Question

If $f$ and $g$ are differentiable functions in $(0, 1)$ satisfying $f (0) = 2 = g (1), g (0) = 0$ and $f (1) = 6$, then for some $c \in ] 0, 1 [$

• A. $2f ' (c) = g ' (c)$
• B. $2f ' (c) = 3 g ' (c)$
• C. $f ' (c) = g ' (c)$
• D. $f ' (c) = 2 g ' (c)$

Answer 1

The Correct Option is D

To solve this problem, we will use the Mean Value Theorem (MVT) for derivatives which states that if a function is continuous on the closed interval [a, b] and differentiable on the open interval (a, b), then there exists a point c \in (a, b) such that:

f'(c) = \frac{f(b) - f(a)}{b - a}

Similarly, the conditions on the functions f and g allow us to apply MVT to them.
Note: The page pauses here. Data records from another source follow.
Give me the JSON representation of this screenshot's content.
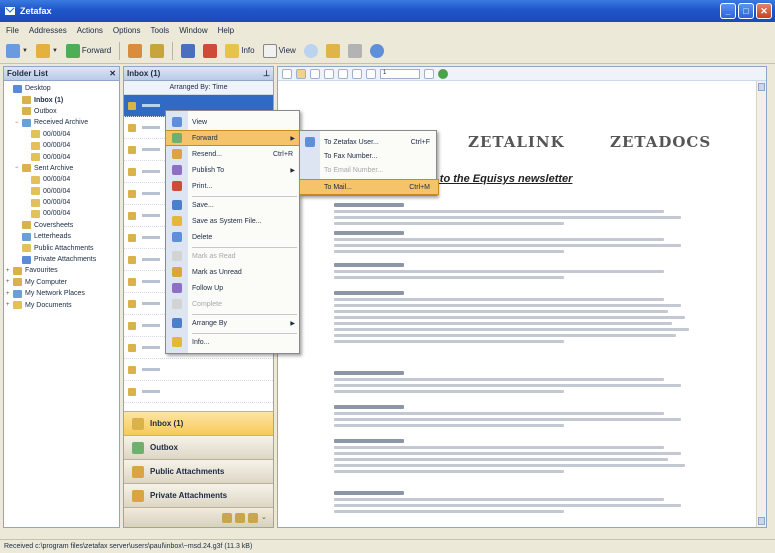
{
  "window": {
    "title": "Zetafax"
  },
  "menubar": [
    "File",
    "Addresses",
    "Actions",
    "Options",
    "Tools",
    "Window",
    "Help"
  ],
  "toolbar": {
    "new_label": "Forward",
    "info_label": "Info",
    "view_label": "View"
  },
  "folders": {
    "header": "Folder List",
    "close_glyph": "✕",
    "items": [
      {
        "label": "Desktop",
        "depth": 0,
        "exp": ""
      },
      {
        "label": "Inbox (1)",
        "depth": 1,
        "exp": ""
      },
      {
        "label": "Outbox",
        "depth": 1,
        "exp": ""
      },
      {
        "label": "Received Archive",
        "depth": 1,
        "exp": "−"
      },
      {
        "label": "00/00/04",
        "depth": 2,
        "exp": ""
      },
      {
        "label": "00/00/04",
        "depth": 2,
        "exp": ""
      },
      {
        "label": "00/00/04",
        "depth": 2,
        "exp": ""
      },
      {
        "label": "Sent Archive",
        "depth": 1,
        "exp": "−"
      },
      {
        "label": "00/00/04",
        "depth": 2,
        "exp": ""
      },
      {
        "label": "00/00/04",
        "depth": 2,
        "exp": ""
      },
      {
        "label": "00/00/04",
        "depth": 2,
        "exp": ""
      },
      {
        "label": "00/00/04",
        "depth": 2,
        "exp": ""
      },
      {
        "label": "Coversheets",
        "depth": 1,
        "exp": ""
      },
      {
        "label": "Letterheads",
        "depth": 1,
        "exp": ""
      },
      {
        "label": "Public Attachments",
        "depth": 1,
        "exp": ""
      },
      {
        "label": "Private Attachments",
        "depth": 1,
        "exp": ""
      },
      {
        "label": "Favourites",
        "depth": 0,
        "exp": "+"
      },
      {
        "label": "My Computer",
        "depth": 0,
        "exp": "+"
      },
      {
        "label": "My Network Places",
        "depth": 0,
        "exp": "+"
      },
      {
        "label": "My Documents",
        "depth": 0,
        "exp": "+"
      }
    ]
  },
  "list": {
    "header": "Inbox (1)",
    "arrange_label": "Arranged By: Time",
    "navbuttons": [
      "Inbox (1)",
      "Outbox",
      "Public Attachments",
      "Private Attachments"
    ]
  },
  "reading": {
    "zoom_value": "1",
    "logos": {
      "second": "ZETALINK",
      "third": "ZETADOCS"
    },
    "headline": "come to the Equisys newsletter"
  },
  "status": {
    "text": "Received c:\\program files\\zetafax server\\users\\paul\\inbox\\~msd.24.g3f (11.3 kB)"
  },
  "context_menu": {
    "items": [
      {
        "label": "View",
        "shortcut": "",
        "arrow": false,
        "highlight": false,
        "disabled": false,
        "sep_before": false
      },
      {
        "label": "Forward",
        "shortcut": "",
        "arrow": true,
        "highlight": true,
        "disabled": false,
        "sep_before": false
      },
      {
        "label": "Resend...",
        "shortcut": "Ctrl+R",
        "arrow": false,
        "highlight": false,
        "disabled": false,
        "sep_before": false
      },
      {
        "label": "Publish To",
        "shortcut": "",
        "arrow": true,
        "highlight": false,
        "disabled": false,
        "sep_before": false
      },
      {
        "label": "Print...",
        "shortcut": "",
        "arrow": false,
        "highlight": false,
        "disabled": false,
        "sep_before": false
      },
      {
        "label": "Save...",
        "shortcut": "",
        "arrow": false,
        "highlight": false,
        "disabled": false,
        "sep_before": true
      },
      {
        "label": "Save as System File...",
        "shortcut": "",
        "arrow": false,
        "highlight": false,
        "disabled": false,
        "sep_before": false
      },
      {
        "label": "Delete",
        "shortcut": "",
        "arrow": false,
        "highlight": false,
        "disabled": false,
        "sep_before": false
      },
      {
        "label": "Mark as Read",
        "shortcut": "",
        "arrow": false,
        "highlight": false,
        "disabled": true,
        "sep_before": true
      },
      {
        "label": "Mark as Unread",
        "shortcut": "",
        "arrow": false,
        "highlight": false,
        "disabled": false,
        "sep_before": false
      },
      {
        "label": "Follow Up",
        "shortcut": "",
        "arrow": false,
        "highlight": false,
        "disabled": false,
        "sep_before": false
      },
      {
        "label": "Complete",
        "shortcut": "",
        "arrow": false,
        "highlight": false,
        "disabled": true,
        "sep_before": false
      },
      {
        "label": "Arrange By",
        "shortcut": "",
        "arrow": true,
        "highlight": false,
        "disabled": false,
        "sep_before": true
      },
      {
        "label": "Info...",
        "shortcut": "",
        "arrow": false,
        "highlight": false,
        "disabled": false,
        "sep_before": true
      }
    ]
  },
  "submenu": {
    "items": [
      {
        "label": "To Zetafax User...",
        "shortcut": "Ctrl+F",
        "highlight": false,
        "disabled": false
      },
      {
        "label": "To Fax Number...",
        "shortcut": "",
        "highlight": false,
        "disabled": false
      },
      {
        "label": "To Email Number...",
        "shortcut": "",
        "highlight": false,
        "disabled": true
      },
      {
        "label": "To Mail...",
        "shortcut": "Ctrl+M",
        "highlight": true,
        "disabled": false
      }
    ]
  },
  "colors": {
    "titlebar": "#1f56c9",
    "highlight": "#f4c36a",
    "selection": "#316ac5",
    "nav_active": "#f7c95a"
  }
}
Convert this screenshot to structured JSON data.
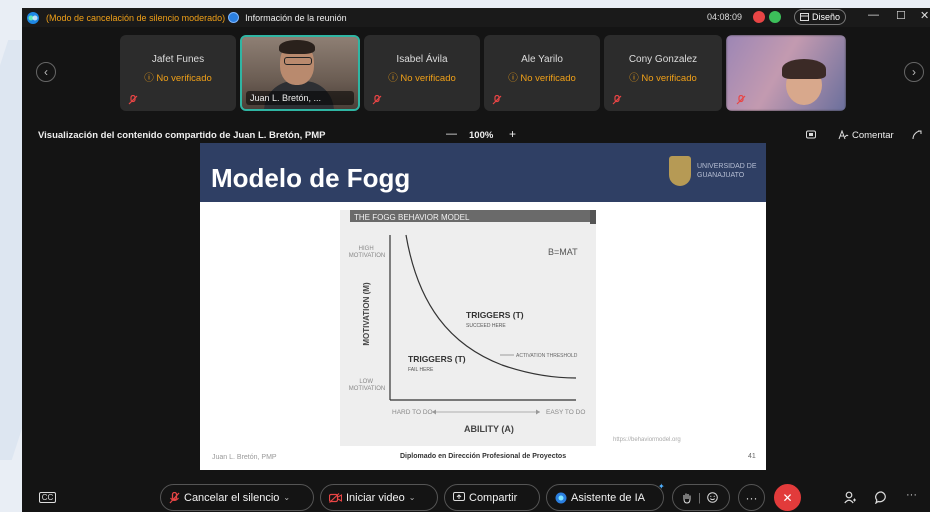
{
  "titlebar": {
    "mode": "(Modo de cancelación de silencio moderado)",
    "info": "Información de la reunión",
    "time": "04:08:09",
    "layout": "Diseño",
    "minimize": "—",
    "maximize": "☐",
    "close": "✕"
  },
  "participants": [
    {
      "name": "Jafet Funes",
      "status": "ⓘ No verificado"
    },
    {
      "name": "Juan L. Bretón, ...",
      "status": ""
    },
    {
      "name": "Isabel Ávila",
      "status": "ⓘ No verificado"
    },
    {
      "name": "Ale Yarilo",
      "status": "ⓘ No verificado"
    },
    {
      "name": "Cony Gonzalez",
      "status": "ⓘ No verificado"
    }
  ],
  "nav": {
    "prev": "‹",
    "next": "›"
  },
  "share": {
    "title": "Visualización del contenido compartido de Juan L. Bretón, PMP",
    "zoom_out": "—",
    "zoom": "100%",
    "zoom_in": "+",
    "comment": "Comentar"
  },
  "slide": {
    "title": "Modelo de Fogg",
    "university": "UNIVERSIDAD DE\nGUANAJUATO",
    "footer_left": "Juan L. Bretón, PMP",
    "footer_center": "Diplomado en Dirección Profesional de Proyectos",
    "footer_url": "https://behaviormodel.org",
    "page": "41"
  },
  "figure": {
    "header": "THE FOGG BEHAVIOR MODEL",
    "formula": "B=MAT",
    "high_motivation": "HIGH\nMOTIVATION",
    "low_motivation": "LOW\nMOTIVATION",
    "y_axis": "MOTIVATION (M)",
    "x_axis": "ABILITY (A)",
    "hard": "HARD TO DO",
    "easy": "EASY TO DO",
    "triggers_succeed": "TRIGGERS (T)",
    "succeed_sub": "SUCCEED HERE",
    "triggers_fail": "TRIGGERS (T)",
    "fail_sub": "FAIL HERE",
    "threshold": "ACTIVATION THRESHOLD"
  },
  "toolbar": {
    "captions": "CC",
    "unmute": "Cancelar el silencio",
    "video": "Iniciar video",
    "share": "Compartir",
    "ai": "Asistente de IA",
    "more": "···",
    "end": "✕",
    "more2": "···"
  },
  "colors": {
    "accent_orange": "#f0a018",
    "active_border": "#2fb5a3",
    "slide_header": "#2f3f64",
    "end_call": "#e23b3b"
  }
}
1. For the function f on interval [0, 1]:

   We have f(0) = 2 and f(1) = 6. Using MVT, there exists c_1 \in (0, 1) such that:

   f'(c_1) = \frac{f(1) - f(0)}{1 - 0} = \frac{6 - 2}{1 - 0} = 4

2. For the function g on interval [0, 1]:

   We have g(0) = 0 and g(1) = 2. Using MVT, there exists c_2 \in (0, 1) such that:

   g'(c_2) = \frac{g(1) - g(0)}{1 - 0} = \frac{2 - 0}{1 - 0} = 2

Given the options, f'(c) = 2g'(c) is the correct answer because it reflects the relationship we derived using the Mean Value Theorem:

• From the MVT on f, f'(c_1) = 4.
• From the MVT on g, g'(c_2) = 2.
• Therefore, 4 = 2 \times 2 suggests f'(c) = 2g'(c).

The correct answer thus is: f'(c) = 2g'(c).